When you’re this good, other solutions would have to brute-force the problem with manpower like AWS Mechanical Turk to be more accurate. And at that point, it’d no longer be a viable no-queues, real-time solution that you could integrate anywhere.

Built-In Pre And Post Processing

When digitising receipts and invoices for your business, you’ll often run into ones that are low quality, or have artifacts. Most will be from non-employees, so you can’t really control this process. To even get started with these, you’d have to first edit the images to fix noise, blur, contrast, orientation and so on, and then post-process results to account for errors (using OCR merging, error models, etc.)

We handle all of that for you, and you could forget these parts of the pipeline even exist. From your point of view, it’s an end-to-end solution. You’re sending in images/scans of receipts, and getting back extracted information; saving on employees’ time and investors’ capital in the process.

Existing general purpose solutions, on the other hand, are like getting quite a capable motor for free (recognising text), but it’s up to you to build the rest of the car around it.

Easy, Zero-Friction Integration

TAGGUN is a conventional RESTful API that lives in the cloud, and integration into your tech stack is trivially fast; a matter of writing boilerplate code in your language of choice to make POST requests to it with receipt(s), and getting back data.
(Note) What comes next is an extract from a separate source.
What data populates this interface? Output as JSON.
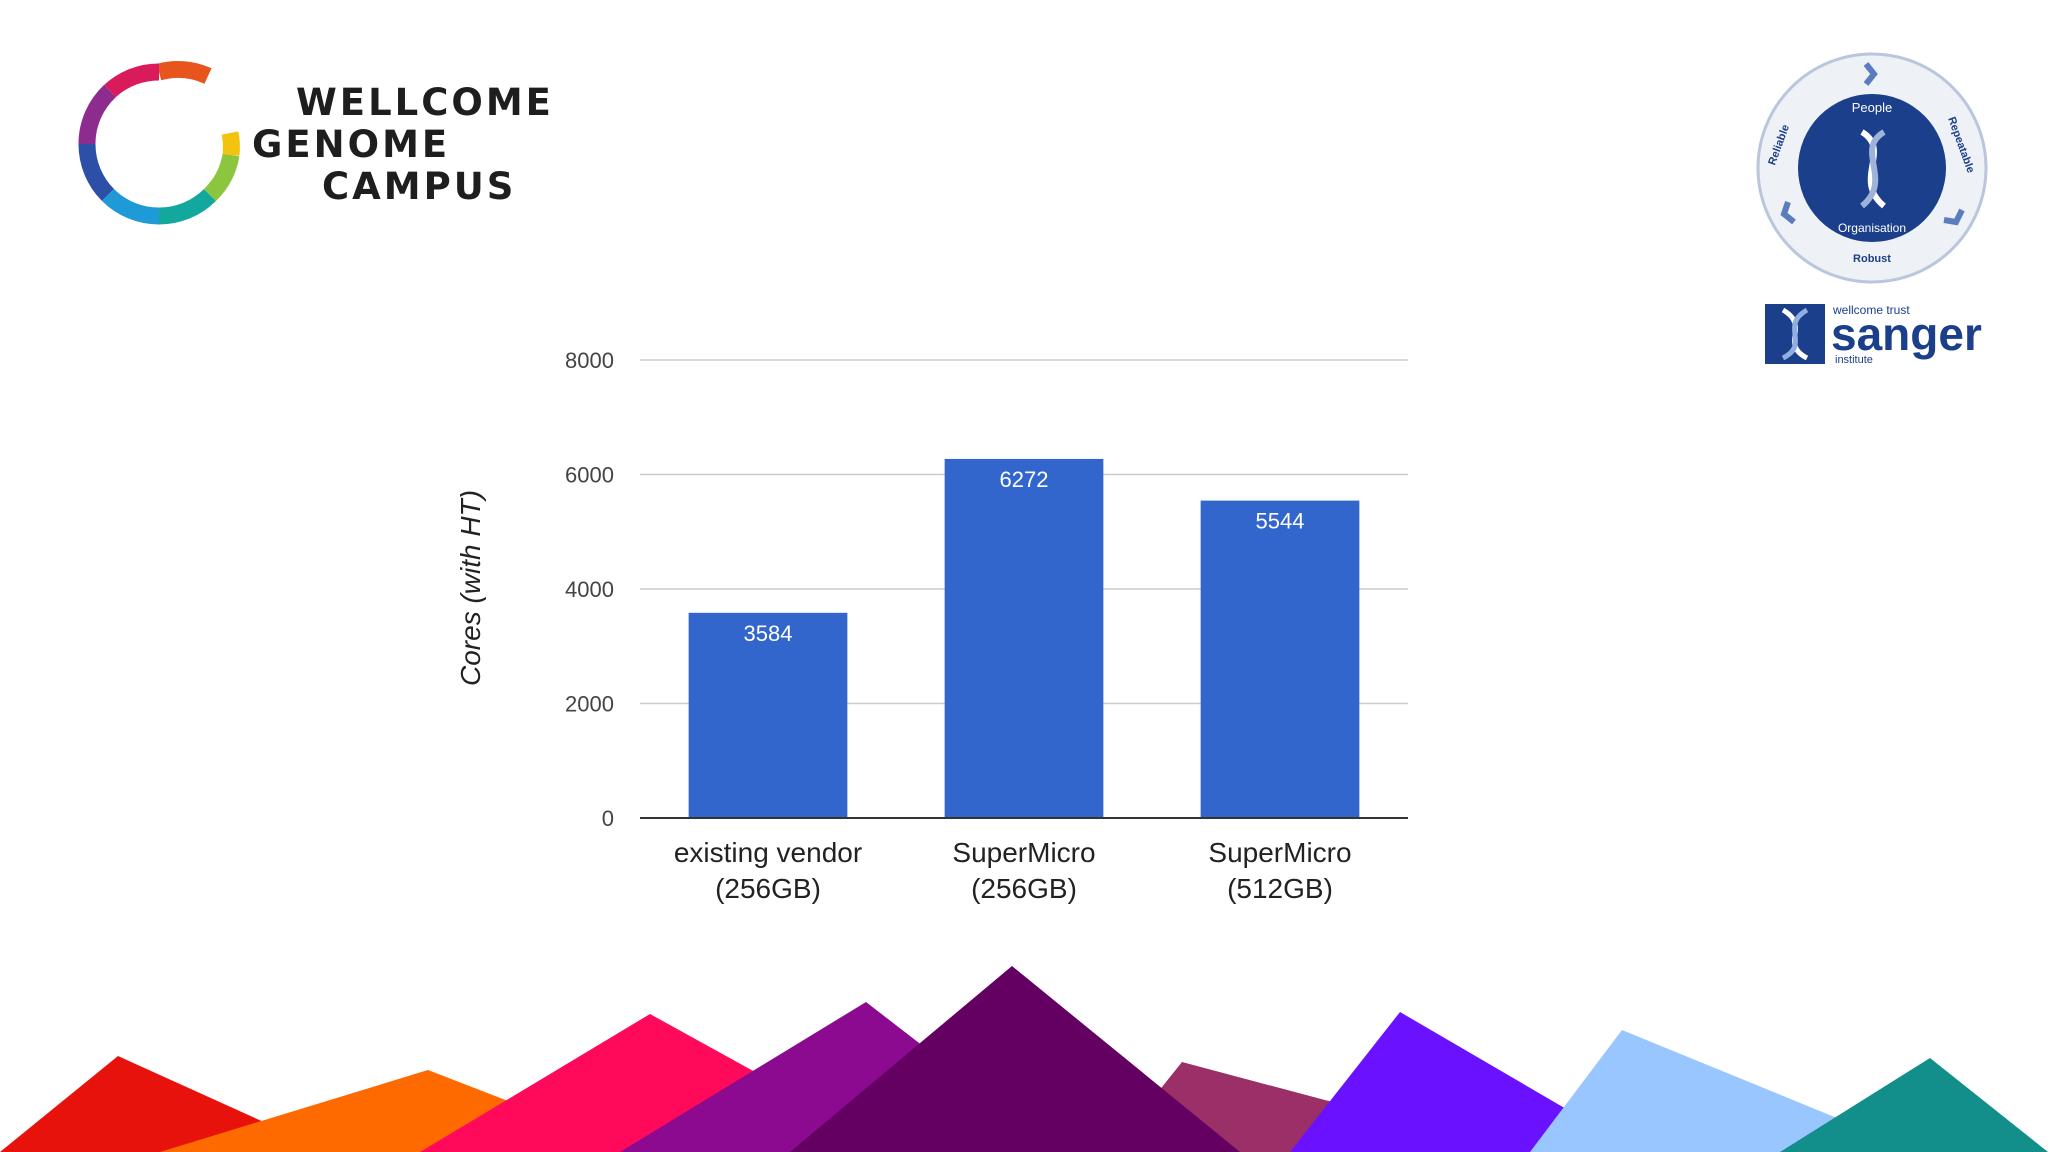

Time-to-market being this low means you can instead focus on parts of your business that actually need that time and effort.

General solutions are either too inflexible, or complex SDKs and libraries like tesseract, where the expertise/development costs alone might make the option a non-starter.

Saves You Infrastructure And Hardware Costs

TAGGUN is a REST API gateway to a powerful AI engine with self-learning – so adopting it would save you money in building an in-house ML/Deep Learning solution (i.e., hiring professionals, high-performance GPUs, rented servers, sourcing large enough datasets to train the AI) and yearly expenses to maintain all of that.

TAGGUN’s pricing is transparent, predictable, and a fraction of what building your own infrastructure from scratch would.

Also, TAGGUN is language-and-platform agnostic, while existing solutions might require vendor specific hardware – PyTorch and CUDA libraries as dependencies (Meaning an Nvidia GPU, with the CPU fallback in its absence downgrading performance considerably).

Reliable Support

You can count on TAGGUN’s dedicated Global Services team for top notch, prompt support whenever, and wherever you need it. Based on your feedback and usage patterns, our engineers can even train the AI with your data, or build you a custom-made AI model that fits you precisely within weeks, not months or years.

Conclusion

‍

Digitising receipts and invoices is hard.

Just throwing them into a PDF isn’t enough. Just extracting a long block of raw text isn’t enough. For precise, time-sensitive goals like budgeting, filing tax returns, making accurate cash flow forecasts, managing employee expenses, and so on, you need a solution that understands the problem with receipts just as well as you do, and can deliver – in real-time – contextual data that gives you the confidence to make informed decisions.

Businesses requiring precise and efficient digitisation of receipts and invoices can benefit from a receipt processing API designed specifically for this purpose, offering real-time processing, multi-language support, and the ability to handle various file formats and data points without the need for extensive pre- and post-processing.

So, really, the choice between TAGGUN and general purpose OCR solutions comes down to this: do you want to work smarter, or harder?

Shouldn’t be too difficult a decision.